Il entama un monologue, pestant contre « tous ces gens » tout en marchant d’un pas relativement rapide, mais pas assez pour ne pas causer de bouchon derrière lui. Je préférai faire une légère halte et reprendre mes esprits, non ! Je ne suis pas comme eux, non ! C’est mon premier jour, j’ai tout mon temps, je suis en avance, je n’ai pas à me laisser guider par cette foule de journaliers, je vais continuer à mon rythme et je préfère être bousculé que bousculeur et pester moi aussi contre « tous ces gens », parce que merde ! C’est vrai, quoi. Non ? Oh ! Donc je prends mon rythme, tranquille, je regarde les affiches, les publicités, devant le panneau des arrêts de la ligne une vers la défense je fais une halte, je relève le nom de toutes les stations, je les compte, je fais le touriste, ce que je suis en fait, c’est la première fois que je fais ce trajet, je pourrais presque prendre des photos et m’extasier un peu devant le génie des ingénieurs de la RATP qui ont pensé ce dédale, ces stations, ces sorties, et fermant quelques secondes mes yeux, je leur rend hommage. En bas des escaliers qui mènent sur le quai du métro, je suis rattrapé par les passagers du train de la ligne deux qui suivait celui que j’ai quitté. Effectivement, ça pousse au cul ce rythme, il faudrait que je m’y mette, avec moins de passion que la plupart des gens mais avec un certain entrain.
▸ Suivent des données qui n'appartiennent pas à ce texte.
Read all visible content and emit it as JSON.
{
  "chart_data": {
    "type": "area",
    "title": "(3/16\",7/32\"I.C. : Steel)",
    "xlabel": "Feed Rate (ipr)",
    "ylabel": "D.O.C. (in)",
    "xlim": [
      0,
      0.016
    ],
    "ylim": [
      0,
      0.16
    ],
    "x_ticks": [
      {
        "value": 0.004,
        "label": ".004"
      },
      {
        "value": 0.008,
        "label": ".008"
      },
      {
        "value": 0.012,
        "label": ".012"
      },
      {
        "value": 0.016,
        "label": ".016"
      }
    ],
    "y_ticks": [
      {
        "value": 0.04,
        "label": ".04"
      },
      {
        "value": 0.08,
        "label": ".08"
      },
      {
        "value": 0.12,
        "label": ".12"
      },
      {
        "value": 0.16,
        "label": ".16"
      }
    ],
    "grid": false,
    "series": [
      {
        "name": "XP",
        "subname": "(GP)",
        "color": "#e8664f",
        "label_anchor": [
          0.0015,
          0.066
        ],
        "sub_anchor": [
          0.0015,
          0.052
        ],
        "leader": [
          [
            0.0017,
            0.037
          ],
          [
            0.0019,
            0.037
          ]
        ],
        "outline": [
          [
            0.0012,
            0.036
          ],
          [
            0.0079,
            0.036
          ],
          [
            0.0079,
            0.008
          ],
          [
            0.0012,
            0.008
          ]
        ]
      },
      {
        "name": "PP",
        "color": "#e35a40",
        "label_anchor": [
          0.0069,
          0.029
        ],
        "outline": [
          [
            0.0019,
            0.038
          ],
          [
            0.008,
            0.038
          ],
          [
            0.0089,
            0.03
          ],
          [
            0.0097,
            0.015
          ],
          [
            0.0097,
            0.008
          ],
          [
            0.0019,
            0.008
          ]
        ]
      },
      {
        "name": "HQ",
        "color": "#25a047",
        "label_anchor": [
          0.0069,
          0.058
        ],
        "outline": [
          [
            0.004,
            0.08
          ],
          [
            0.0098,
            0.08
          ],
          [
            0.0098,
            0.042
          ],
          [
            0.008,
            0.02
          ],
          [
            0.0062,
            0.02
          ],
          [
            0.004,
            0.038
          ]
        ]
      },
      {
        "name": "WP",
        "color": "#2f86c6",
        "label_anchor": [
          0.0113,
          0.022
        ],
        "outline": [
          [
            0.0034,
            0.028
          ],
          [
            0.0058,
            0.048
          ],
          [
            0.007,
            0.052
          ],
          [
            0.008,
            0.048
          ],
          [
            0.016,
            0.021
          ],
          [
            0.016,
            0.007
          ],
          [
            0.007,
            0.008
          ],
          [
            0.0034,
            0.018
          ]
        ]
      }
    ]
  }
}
J’arrive sur le quai, le train aussi, surarchibondé. Les boules in petto-je. Je tente d’entrer, ça marche, les présents font de la place aux nouveaux, j’arrive à m’agripper aux barres verticales qui semblent constituer l’armature de la rame, de la longue rame même, une seule rame, avec accordéons en guise de séparateurs. C’est beau. Puis ça démarre. Ça cahote, et puis un vent nous traverse tous, une seule rame, ça fait beaucoup plus de place pour les courants d’air, je lève le pif et profite de ce vent parfumé. Tant d’espace ça détend, et ce malgré la superbe promiscuité du lieu. Stations après stations la population change légèrement, des détails le plus souvent, parce que tout le monde veut aller absolument à La Défense. La Défense c’est là qu’il faut être à cette heure de la matinée, c’est là que tout le monde doit se montrer pour être comme tout le monde, et tout le monde s’est passé le mot. Et je ne sais par quel miracle ce mot m’est venu aux oreilles, peut-être suis-je un inspiré, peut-être une voix divine m’est-elle entrée par les canaux auditifs. En tout cas, je suis la bonne voie. First will take Etoile then will take La Défense. Mais attention, il y a deux arrêts La Défense, le mien est le second, celui qui amène sous l’Arche, aux Quatre temps et au CNIT. Une voix nous invite à nous tirer de là et remonter à la surface, ce que je m’empresse de faire. Je suis en tête de rame, une sortie s’offre grâcieusement à moi, j’y cours presque, ce lieu me suffoque, en haut de l’escalator enfin les machinchoses qu’il faut passer et là, je ne suis plus dans les intestins de Paris mais dans son estomac.